Diderot à Vincennes ? Ce fut quand même le cas, et, que sa captivité ait été légère ou pas, elle a duré cent jours ! N'était-il pas véritablement intolérable que des tyrans puissent avoir le pouvoir discrétionnaire d'enfermer qui ils voulaient ?
Diderot à Vincennes ? Ce fut quand même le cas, et, que sa captivité ait été légère ou pas, elle a duré cent jours ! N'était-il pas véritablement intolérable que des tyrans puissent avoir le pouvoir discrétionnaire d'enfermer qui ils voulaient ?
Et ainsi de suite.
Diderot n'est ni bon
ni méchant, comme il le dit lui-même d'un personnage d'une de ses
œuvres ; il est humain, et il faut le juger à l'aune de son
travail, de ses oeuvres. La principale est l'Enclyclopédie, qui est
le fruit d'un travail immense, mais je ne me lasse pas de Jacques
le Fataliste.
Ce qui me fait
rervenir à une discussion sur les scientifiques et leurs oeuvres. On
sait bien que les scientifiques ne sont pas tous parfaits,
humainement, mais certains ont fait des travaux merveilleux, obtenu
des résultats extraordinaires. Louis Pasteur avait un caractère si
terrible qu'il suscita la révolte des étudiants de l'Ecole normale
supérieure… mais il découvrit quand même la chiralité et fonda
la microbiologie.

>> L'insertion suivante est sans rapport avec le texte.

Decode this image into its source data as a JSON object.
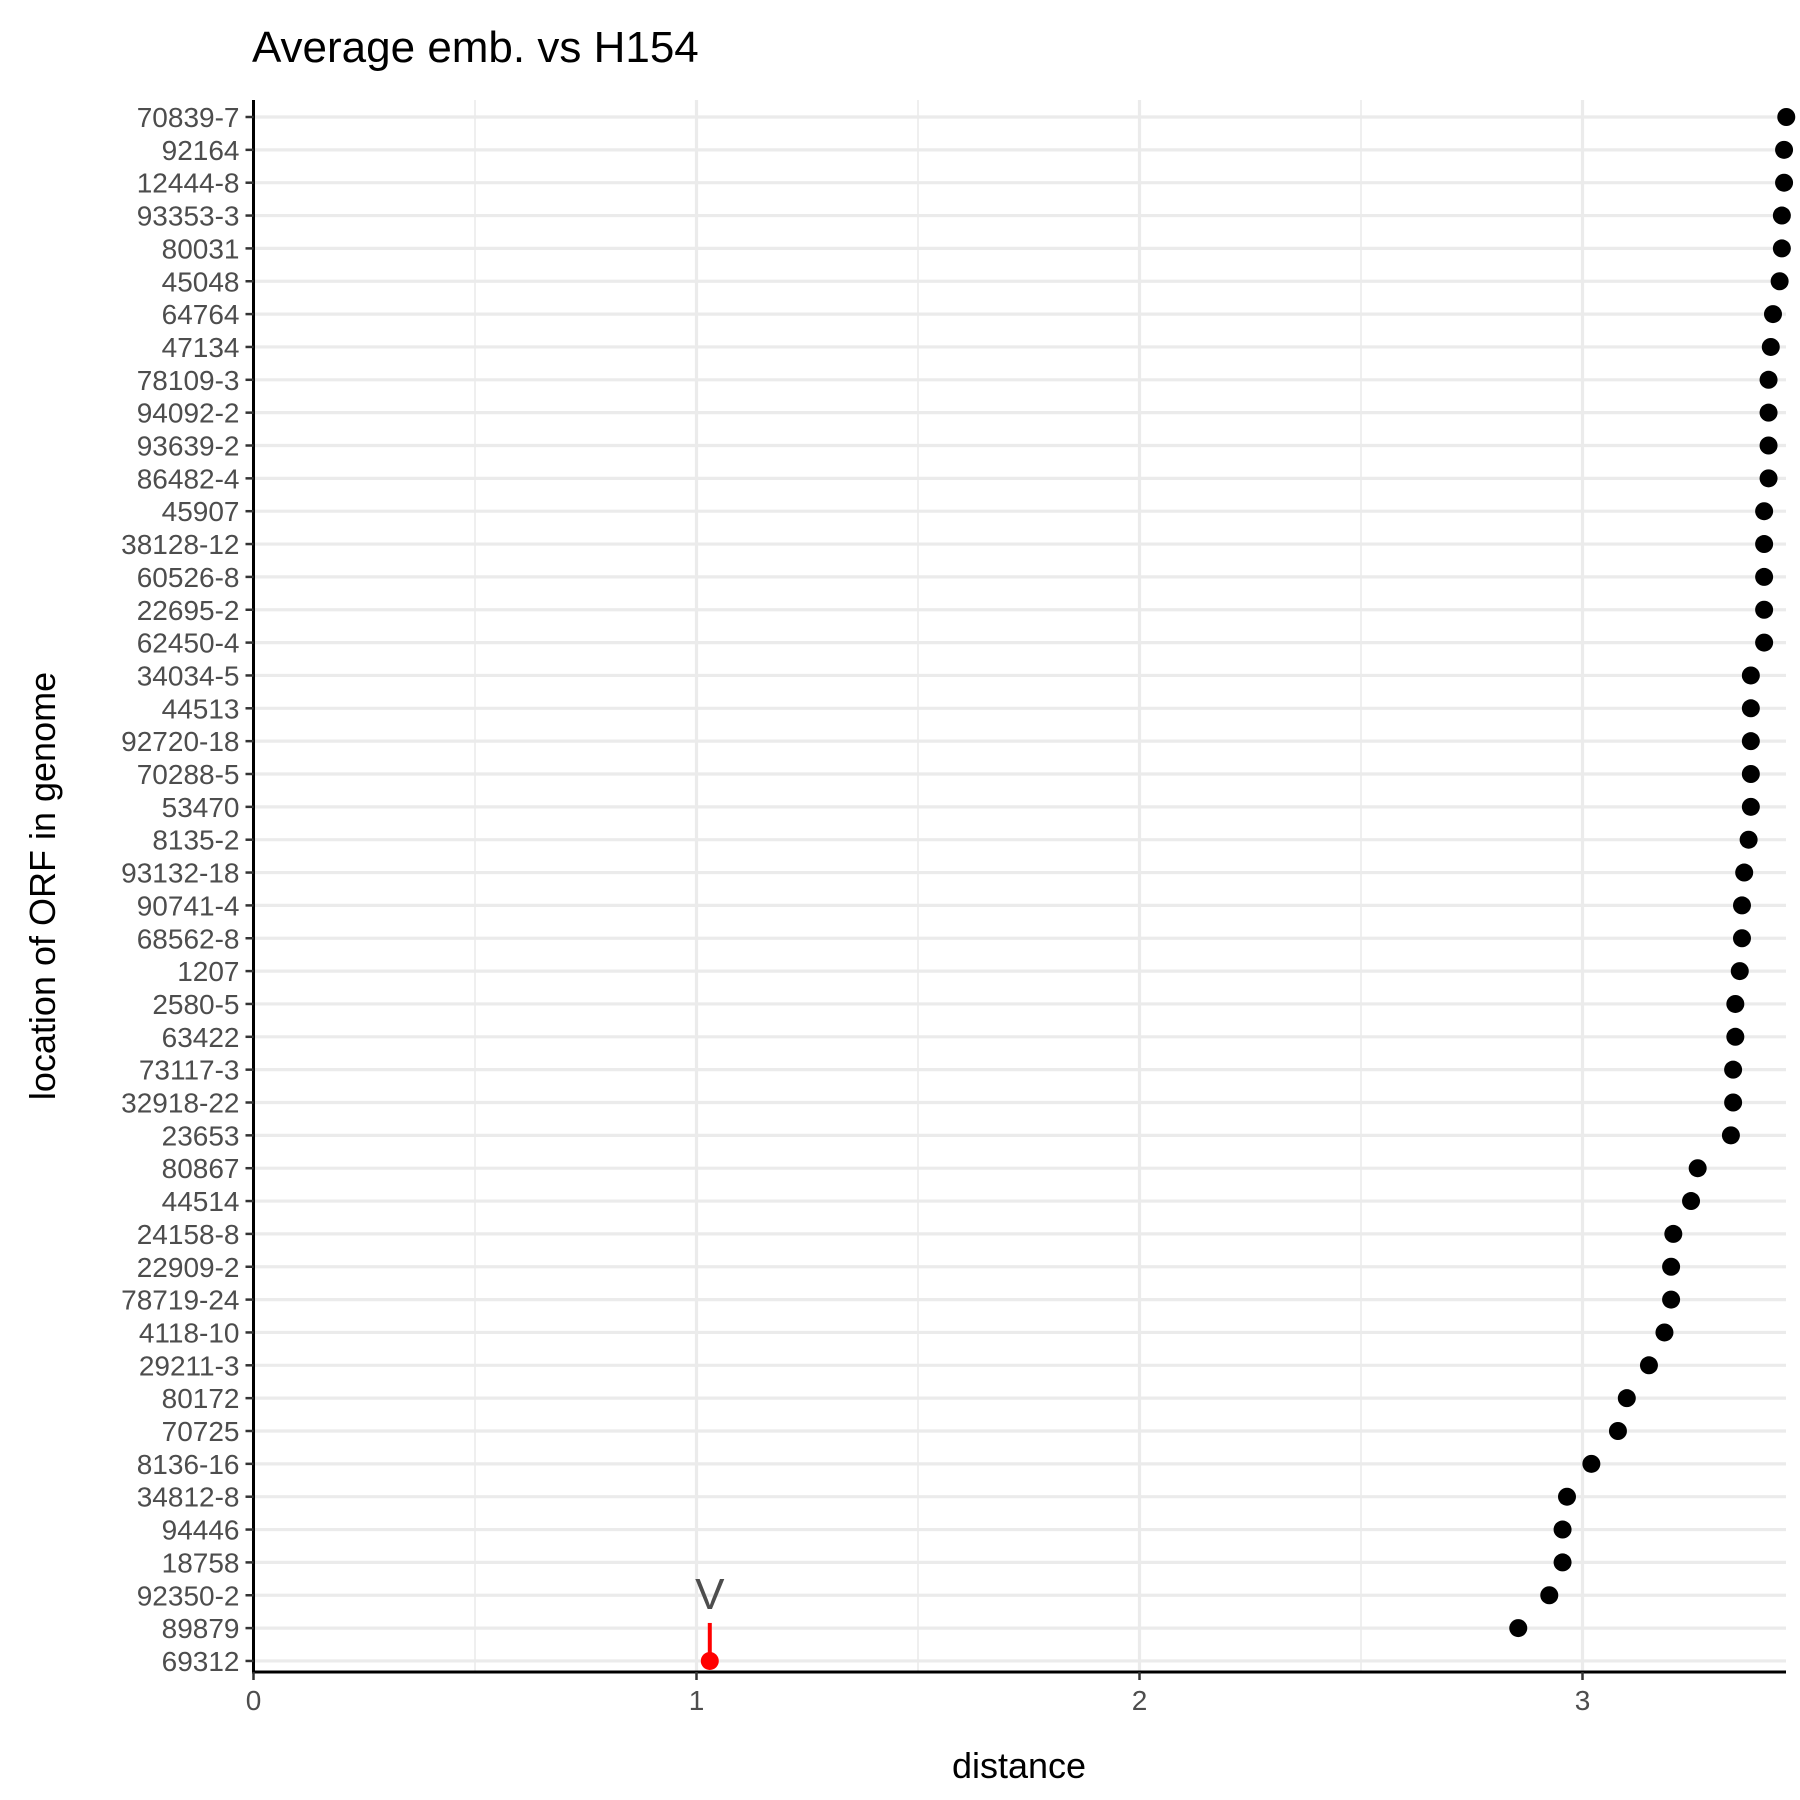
{
  "chart_data": {
    "type": "scatter",
    "title": "Average emb. vs H154",
    "xlabel": "distance",
    "ylabel": "location of ORF in genome",
    "xlim": [
      0,
      3.46
    ],
    "x_ticks": [
      "0",
      "1",
      "2",
      "3"
    ],
    "x_tick_values": [
      0,
      1,
      2,
      3
    ],
    "grid": "major and minor, vertical and horizontal",
    "point_color": "#000000",
    "highlight_color": "#ff0000",
    "highlight": {
      "label": "69312",
      "annotation": "V",
      "x": 1.03
    },
    "categories": [
      "70839-7",
      "92164",
      "12444-8",
      "93353-3",
      "80031",
      "45048",
      "64764",
      "47134",
      "78109-3",
      "94092-2",
      "93639-2",
      "86482-4",
      "45907",
      "38128-12",
      "60526-8",
      "22695-2",
      "62450-4",
      "34034-5",
      "44513",
      "92720-18",
      "70288-5",
      "53470",
      "8135-2",
      "93132-18",
      "90741-4",
      "68562-8",
      "1207",
      "2580-5",
      "63422",
      "73117-3",
      "32918-22",
      "23653",
      "80867",
      "44514",
      "24158-8",
      "22909-2",
      "78719-24",
      "4118-10",
      "29211-3",
      "80172",
      "70725",
      "8136-16",
      "34812-8",
      "94446",
      "18758",
      "92350-2",
      "89879",
      "69312"
    ],
    "values": [
      3.46,
      3.455,
      3.455,
      3.45,
      3.45,
      3.445,
      3.43,
      3.425,
      3.42,
      3.42,
      3.42,
      3.42,
      3.41,
      3.41,
      3.41,
      3.41,
      3.41,
      3.38,
      3.38,
      3.38,
      3.38,
      3.38,
      3.375,
      3.365,
      3.36,
      3.36,
      3.355,
      3.345,
      3.345,
      3.34,
      3.34,
      3.335,
      3.26,
      3.245,
      3.205,
      3.2,
      3.2,
      3.185,
      3.15,
      3.1,
      3.08,
      3.02,
      2.965,
      2.955,
      2.955,
      2.925,
      2.855,
      1.03
    ]
  }
}
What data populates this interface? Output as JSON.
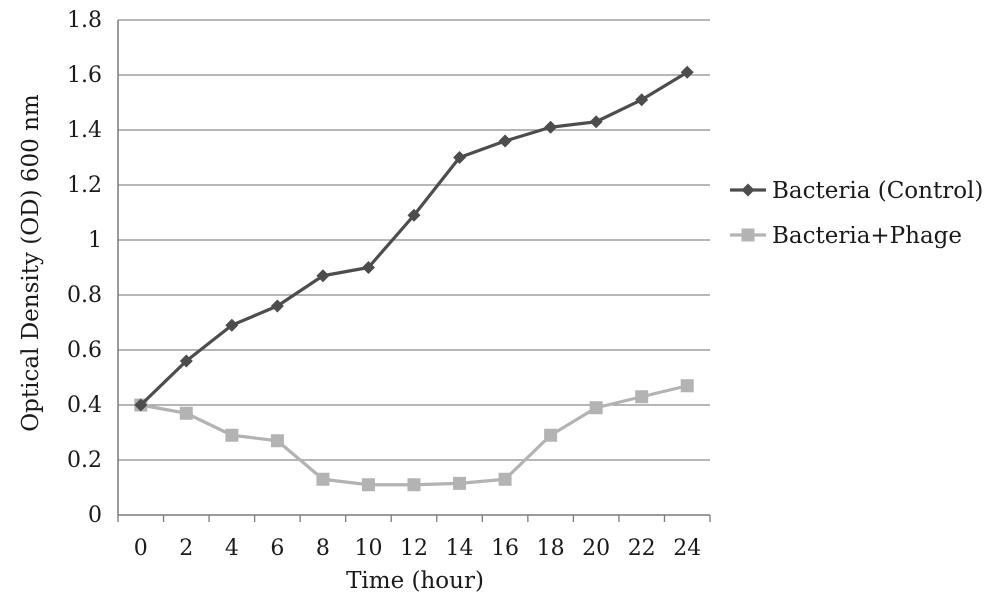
{
  "chart_data": {
    "type": "line",
    "title": "",
    "xlabel": "Time (hour)",
    "ylabel": "Optical Density (OD) 600 nm",
    "x": [
      0,
      2,
      4,
      6,
      8,
      10,
      12,
      14,
      16,
      18,
      20,
      22,
      24
    ],
    "x_ticks": [
      "0",
      "2",
      "4",
      "6",
      "8",
      "10",
      "12",
      "14",
      "16",
      "18",
      "20",
      "22",
      "24"
    ],
    "y_ticks": [
      "0",
      "0.2",
      "0.4",
      "0.6",
      "0.8",
      "1",
      "1.2",
      "1.4",
      "1.6",
      "1.8"
    ],
    "ylim": [
      0,
      1.8
    ],
    "grid": "horizontal",
    "legend_position": "right",
    "series": [
      {
        "name": "Bacteria (Control)",
        "marker": "diamond",
        "color": "#4d4d4d",
        "values": [
          0.4,
          0.56,
          0.69,
          0.76,
          0.87,
          0.9,
          1.09,
          1.3,
          1.36,
          1.41,
          1.43,
          1.51,
          1.61
        ]
      },
      {
        "name": "Bacteria+Phage",
        "marker": "square",
        "color": "#b3b3b3",
        "values": [
          0.4,
          0.37,
          0.29,
          0.27,
          0.13,
          0.11,
          0.11,
          0.115,
          0.13,
          0.29,
          0.39,
          0.43,
          0.47
        ]
      }
    ]
  }
}
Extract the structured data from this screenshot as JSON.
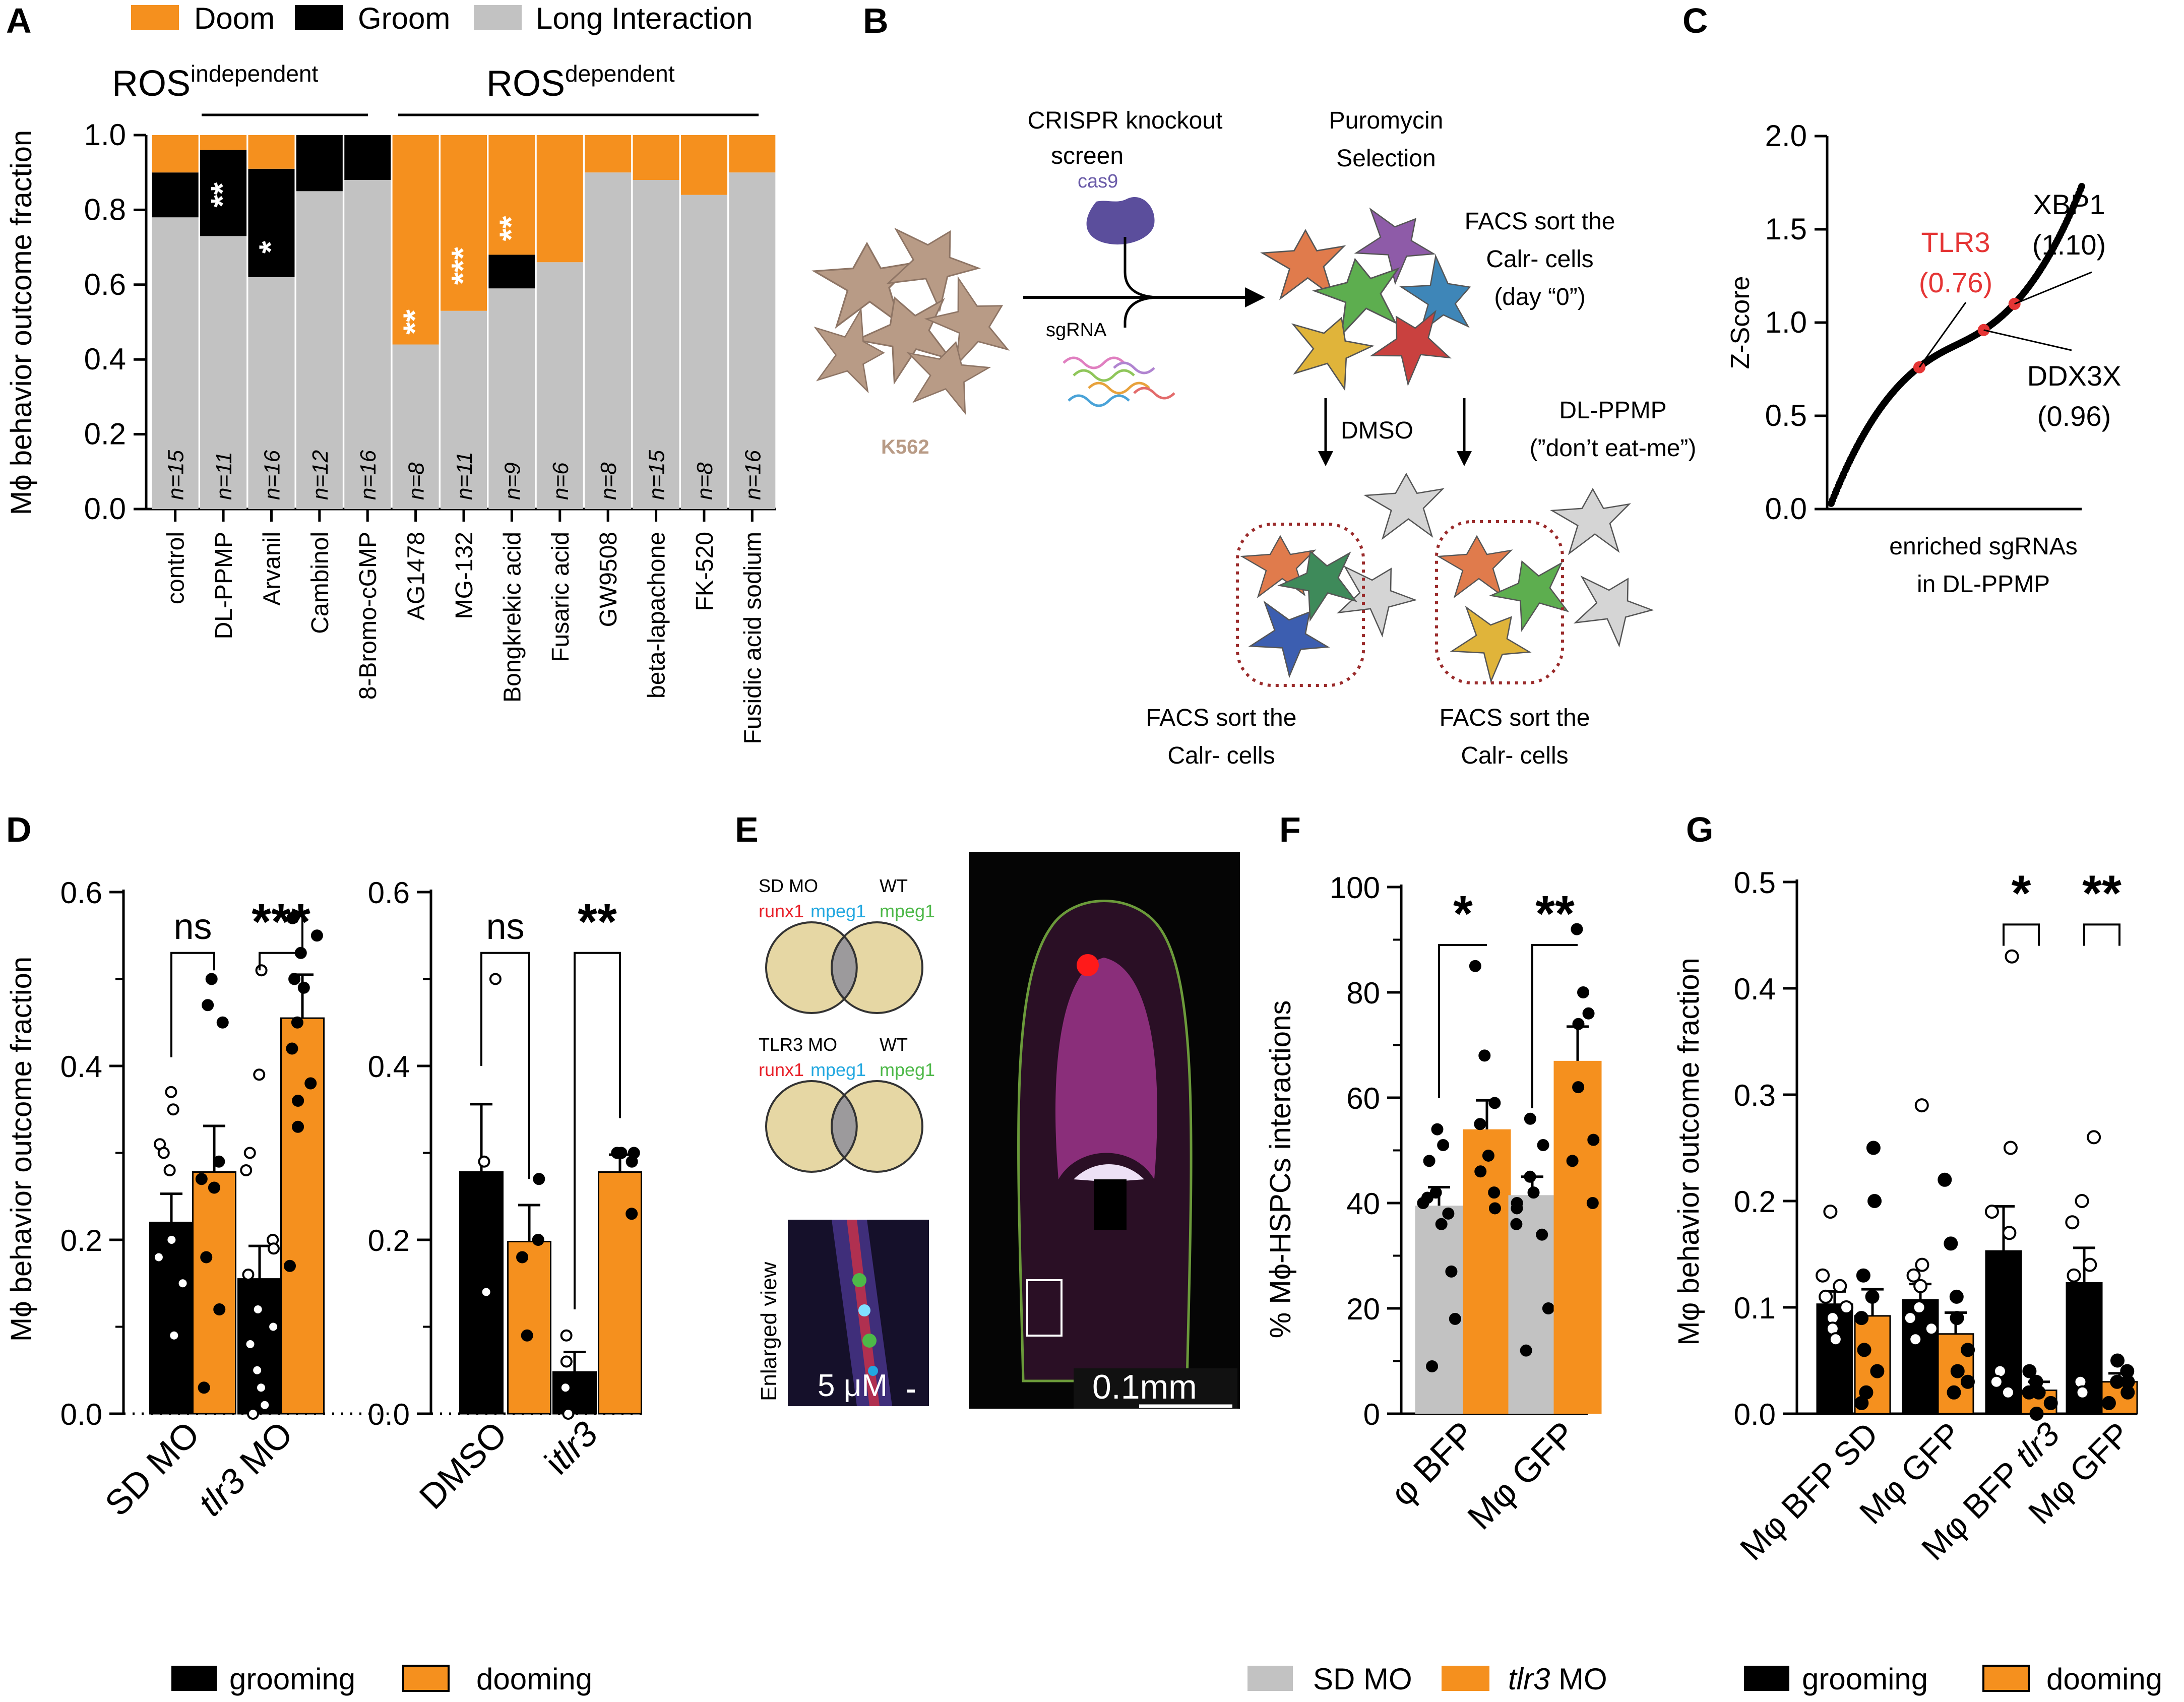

Davy était vaniteux… mais il découvrit le
potassium et le sodium. Et ainsi de suite, jusqu'à Einstein, qui
quitta sa première femme, en lui laissant un enfant dont il ne
s'occupa guère.
J'ai proposé
ailleurs de ne pas seulement louer l'homme ou la femme, ce qui est
naïf, ni seulement louer l'oeuvre, ce qui ferait une science
désincarnée. Je propose mais célébrer les deux ensemble, en
s'intéressant moins aux conditions matérielles de production, qu'à
tout le travail qui a été nécessaire pour produire les oeuvres.